Postingan ketiga dalam #CeritaDariKamar ini saya tulis hanya selang beberapa jam dengan postingan pertama dan kedua.
Jadinya bukan per-hari malah per-jam. HEHEHE. #skip
...
Tempat sampah di kamar saya berada di samping meja belajar. Dilapisi plastik pada bagian atasnya agar sampah yang mengisinya bisa lebih mudah diangkat.
Kita bisa menilai seseorang dari tempat sampahnya.
Selama kurang lebih seminggu tempat sampah di kamar saya akan terisi penuh dan isinya hampir tumpah. Biasanya oleh gumpalan kertas atau tisu, barang-barang aneh yang saya temukan ketika membongkar kamar, dan bungkus makanan ringan juga botol minuman.
Ibu saya sebal dengan kebiasaan saya yang jarang tergerak untuk membuang isi tempat sampah tersebut. Biasanya dia akan 'konser' dan menciptakan larangan untuk tidak boleh membawa makanan dan minuman ke kamar. Tapi, hal itu terus terulang.
Ya, saya memang pemalas.
Kebiasaan yang sangat buruk memang, menumpuk sampah dan membiarkannya berada di pojok ruangan. Menunggu seseorang mengingatkan.
Kalau 2 tahun lagi, saya udah tinggal di Jogja dan jadi mahasiswi salah satu Universitas Negeri. Mudah-mudahan kebiasaan ini sudah menghilang, Ibu yang biasanya 'bernyanyi' tentang hal ini hanya bisa mengingatkan lewat ponsel.
Seringkali, tempat sampah menjadi saksi sebuah kasus kejahatan di cerita-cerita detektif atau bahkan di dunia nyata. Widih.
Perannya penting dan nyata. Tanpa tempat sampah, dan orang-orang yang mengurus sampah.. bumi kita akan penuh sampah berceceran dimana-mana, bayangkan betapa tidak sehatnya dan bagaimana bau tidak sedap yang dihirup hidung kita.
...
Selain itu tempat sampah juga kerap diartikan sebagai seseorang yang siap menyimpan dan mendengarkan cerita seseorang.

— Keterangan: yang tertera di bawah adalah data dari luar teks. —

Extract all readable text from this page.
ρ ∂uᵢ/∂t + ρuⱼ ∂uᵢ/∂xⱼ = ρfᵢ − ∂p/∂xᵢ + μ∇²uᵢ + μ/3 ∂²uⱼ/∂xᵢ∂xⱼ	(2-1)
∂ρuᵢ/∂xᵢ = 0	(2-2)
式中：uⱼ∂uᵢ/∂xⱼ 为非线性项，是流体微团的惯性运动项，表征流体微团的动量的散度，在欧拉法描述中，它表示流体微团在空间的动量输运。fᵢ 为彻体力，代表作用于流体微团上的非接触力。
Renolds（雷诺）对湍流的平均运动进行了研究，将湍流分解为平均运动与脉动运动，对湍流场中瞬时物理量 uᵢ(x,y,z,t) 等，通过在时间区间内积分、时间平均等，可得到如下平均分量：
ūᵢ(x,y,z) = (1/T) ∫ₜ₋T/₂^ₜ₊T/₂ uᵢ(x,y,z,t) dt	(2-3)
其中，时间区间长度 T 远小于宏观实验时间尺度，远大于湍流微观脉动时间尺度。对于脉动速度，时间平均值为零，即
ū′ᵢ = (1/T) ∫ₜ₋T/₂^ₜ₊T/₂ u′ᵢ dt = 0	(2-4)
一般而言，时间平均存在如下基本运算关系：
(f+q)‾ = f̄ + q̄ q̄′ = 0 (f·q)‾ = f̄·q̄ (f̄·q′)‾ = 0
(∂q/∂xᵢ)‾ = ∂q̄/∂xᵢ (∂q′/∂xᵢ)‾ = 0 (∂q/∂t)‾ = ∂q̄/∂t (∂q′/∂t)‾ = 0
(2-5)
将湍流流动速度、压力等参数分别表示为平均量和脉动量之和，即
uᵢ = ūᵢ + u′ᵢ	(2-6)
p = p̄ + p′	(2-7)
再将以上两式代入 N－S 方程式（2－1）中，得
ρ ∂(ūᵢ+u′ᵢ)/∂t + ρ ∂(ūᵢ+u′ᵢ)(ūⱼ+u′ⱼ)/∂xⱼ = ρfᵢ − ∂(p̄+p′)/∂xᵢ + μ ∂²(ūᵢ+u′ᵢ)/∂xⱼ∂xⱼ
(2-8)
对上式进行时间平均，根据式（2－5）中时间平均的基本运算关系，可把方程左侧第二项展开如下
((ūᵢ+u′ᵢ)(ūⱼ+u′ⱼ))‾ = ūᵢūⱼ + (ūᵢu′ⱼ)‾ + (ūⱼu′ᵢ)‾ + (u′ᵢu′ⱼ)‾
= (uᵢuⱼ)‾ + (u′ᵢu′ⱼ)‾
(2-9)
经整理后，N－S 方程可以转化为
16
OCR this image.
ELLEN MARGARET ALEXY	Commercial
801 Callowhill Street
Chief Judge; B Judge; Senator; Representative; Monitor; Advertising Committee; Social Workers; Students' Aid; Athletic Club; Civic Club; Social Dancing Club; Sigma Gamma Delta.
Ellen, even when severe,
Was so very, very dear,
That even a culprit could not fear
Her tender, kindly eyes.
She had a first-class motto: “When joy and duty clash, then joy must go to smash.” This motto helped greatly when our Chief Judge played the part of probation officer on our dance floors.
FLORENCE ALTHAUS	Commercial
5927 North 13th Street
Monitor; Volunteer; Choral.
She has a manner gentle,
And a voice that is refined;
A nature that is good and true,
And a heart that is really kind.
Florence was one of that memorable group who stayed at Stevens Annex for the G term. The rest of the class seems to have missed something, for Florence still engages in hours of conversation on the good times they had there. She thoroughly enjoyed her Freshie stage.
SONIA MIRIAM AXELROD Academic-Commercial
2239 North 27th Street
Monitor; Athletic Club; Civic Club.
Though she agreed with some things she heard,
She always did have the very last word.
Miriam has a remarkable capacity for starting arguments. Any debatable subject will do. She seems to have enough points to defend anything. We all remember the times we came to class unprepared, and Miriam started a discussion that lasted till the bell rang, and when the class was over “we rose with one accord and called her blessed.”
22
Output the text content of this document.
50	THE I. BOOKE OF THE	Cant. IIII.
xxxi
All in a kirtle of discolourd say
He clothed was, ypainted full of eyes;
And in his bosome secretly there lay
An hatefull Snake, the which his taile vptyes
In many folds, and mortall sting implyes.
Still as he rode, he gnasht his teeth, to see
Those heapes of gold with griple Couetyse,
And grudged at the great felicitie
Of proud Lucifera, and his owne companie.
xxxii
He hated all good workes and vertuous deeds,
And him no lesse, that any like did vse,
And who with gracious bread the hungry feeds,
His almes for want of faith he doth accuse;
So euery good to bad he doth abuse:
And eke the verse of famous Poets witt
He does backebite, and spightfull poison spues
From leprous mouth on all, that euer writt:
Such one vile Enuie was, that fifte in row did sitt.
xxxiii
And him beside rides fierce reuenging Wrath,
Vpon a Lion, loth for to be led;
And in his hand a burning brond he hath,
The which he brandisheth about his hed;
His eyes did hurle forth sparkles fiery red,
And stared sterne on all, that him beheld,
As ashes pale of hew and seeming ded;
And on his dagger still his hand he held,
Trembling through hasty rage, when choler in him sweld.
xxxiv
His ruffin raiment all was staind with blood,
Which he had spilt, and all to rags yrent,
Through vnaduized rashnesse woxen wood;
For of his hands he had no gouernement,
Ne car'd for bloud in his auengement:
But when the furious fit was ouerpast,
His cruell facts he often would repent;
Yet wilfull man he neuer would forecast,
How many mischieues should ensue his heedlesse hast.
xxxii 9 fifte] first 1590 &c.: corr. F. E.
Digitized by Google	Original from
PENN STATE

Mungkin agak kasar, bagaimana seseorang yang selalu setia dan sedia mendengar kita diibaratkan sebagai tempat sampah. Tapi, dibalik semua itu tempat sampah adalah benda yang sangat berguna.
Dia siap diisi oleh sesuatu yang mungkin benda lain tak mampu dan tak mau 'mengisi'.
Seperti seseorang yang selalu siap mendengarkan keluhan dan celotehan kita yang terkadang terdengar seperti sampah untuk orang lain, tidak penting.
Beberapa orang lebih suka bercerita dibandingkan mendengar. Dan ketika tiba giliran mereka harus mendengar cerita orang lain, mereka tetap sempat menyelipkan cerita mereka dalam pembicaraan itu.
Terkadang memang mengganggu, tapi rasanya saya pun pernah seperti itu.
Karena itu, saya selalu merasa bersyukur mempunyai teman yang bisa menjadi 'tempat sampah'. Dan saya sangat berharap bisa menjadi 'tempat sampah' yang baik dan cukup untuk diisi oleh orang-orang sekitar saya.